Sunday, December 16, 2007

A blast from the past

Wow, is it really ten years since we last heard from that Thatcher-loving, platitude-spouting, talentless irritant? The Spice Girls I hear you cry? No silly, I am of course referring to Britain’s 50th Prime Minister, Sir John Major.

His appearance on this morning’s Andrew Marr show HERE served to remind us (in case we’d forgotten) what we’re missing: A weak and peevish little man with no discernable achievements from his six and a half years in the top job.

His attack on Labour’s “systemic sleaze” and “unscrupulous” behaviour in exploiting his own Government’s manifold episodes of sexual misadventure and corruption, was, frankly, a laughable double-standard.

Major was one of the least able men ever to become Prime Minister. His elevation in November 1990 was as much the result of Conservative MPs deciding they didn’t want Michael Heseltine’s regicide of Margaret Thatcher to be rewarded as it was an endorsement of Major’s own titanic political talents.
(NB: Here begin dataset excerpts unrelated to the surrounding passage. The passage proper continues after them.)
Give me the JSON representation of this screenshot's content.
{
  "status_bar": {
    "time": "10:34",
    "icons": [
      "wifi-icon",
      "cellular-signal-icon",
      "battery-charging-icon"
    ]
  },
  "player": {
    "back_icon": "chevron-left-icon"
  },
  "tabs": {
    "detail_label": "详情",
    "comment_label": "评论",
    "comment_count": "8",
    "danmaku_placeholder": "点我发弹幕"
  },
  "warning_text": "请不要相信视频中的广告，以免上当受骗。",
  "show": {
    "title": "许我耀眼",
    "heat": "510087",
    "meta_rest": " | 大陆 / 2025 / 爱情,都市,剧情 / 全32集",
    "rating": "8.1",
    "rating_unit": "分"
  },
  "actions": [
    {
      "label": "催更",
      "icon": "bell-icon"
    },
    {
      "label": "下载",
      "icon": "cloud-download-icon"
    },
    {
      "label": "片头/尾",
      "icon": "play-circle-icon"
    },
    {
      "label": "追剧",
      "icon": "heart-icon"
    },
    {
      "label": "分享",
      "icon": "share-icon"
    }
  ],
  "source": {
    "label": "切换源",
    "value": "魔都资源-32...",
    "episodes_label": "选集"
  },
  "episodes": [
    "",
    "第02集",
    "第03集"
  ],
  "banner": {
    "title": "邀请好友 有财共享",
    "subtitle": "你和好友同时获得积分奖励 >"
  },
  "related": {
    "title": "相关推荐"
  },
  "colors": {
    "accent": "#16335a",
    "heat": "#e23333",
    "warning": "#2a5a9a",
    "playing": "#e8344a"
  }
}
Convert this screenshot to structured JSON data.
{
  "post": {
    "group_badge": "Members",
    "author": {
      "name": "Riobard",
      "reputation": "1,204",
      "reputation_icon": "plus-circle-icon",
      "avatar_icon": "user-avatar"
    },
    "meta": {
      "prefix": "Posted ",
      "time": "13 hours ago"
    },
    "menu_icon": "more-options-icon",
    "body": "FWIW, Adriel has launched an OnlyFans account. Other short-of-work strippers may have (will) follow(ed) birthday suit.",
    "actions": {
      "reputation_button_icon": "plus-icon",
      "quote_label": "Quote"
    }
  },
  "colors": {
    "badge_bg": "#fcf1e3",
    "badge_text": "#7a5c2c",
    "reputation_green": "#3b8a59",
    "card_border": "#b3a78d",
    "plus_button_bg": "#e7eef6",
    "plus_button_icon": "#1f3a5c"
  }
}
In many ways, Major was a more contemptible figure than Thatcher. He initially promised to build “a nation at ease with itself” but presided over a deep and lingering economic recession, effectively shut-down the UK mining industry, privatised the railways and told us to “understand a little less and condemn a little more” in relation to lone parents and the poor. His was Thatcherism without the redeeming quality of Margaret Thatcher’s certain leadership. Ideology without the conviction.

Like her great nemesis Francois Mitterrand, Thatcher made no plans for her succession, leaving no-one of any ability to carry forward her mantle. Having only entered the Cabinet in 1987, Major’s lack of experience in the political top flight meant he never stepped outside Thatcher’s shadow. His puppet-premiership was a dismal interregnum.

His twee and backward-looking view of Britain was an embarrassing and threadbare offering from the man given the once-in-a-lifetime opportunity to lead the country.

His weakness in facing up to his internal critics on Europe made a mockery of Britain’s foreign policy, despite his earlier stated determination to put Britain “at the heart of Europe.” He even guffed-up the so-called ‘special relationship’ with the US, backing the wrong horse when he dispatched Tory reseachers to trawl over Governor Clinton’s time as an a Rhodes scholar at Oxford before seeing “Slick Willy” become president.

And his shabby deal to prop up his parliamentary majority with the support of the Ulster Unionists even prevented forward progress on the Northern Ireland peace process.

But the myth that Major generously bequeathed Labour a sound economy in 1997 is the biggest lie in British politics. What Labour inherited was an economy recovering from the ravages of the 1991 recession and Britain’s ejection from the Exchange Rate Mechanism on "Black Wednesday" in September 1992, which paved the way for interest rate cuts and renewed growth. Claiming credit for an economic upswing, following a recession he created, is a fig-leaf which deserves to be wrenched from his shrivelled reputation once and for all.

So there we have it. John Major: whinging, lightweight, no-mark. Let’s hope it’s another ten years before we hear again from him again.

And that goes for the Spice Girls too.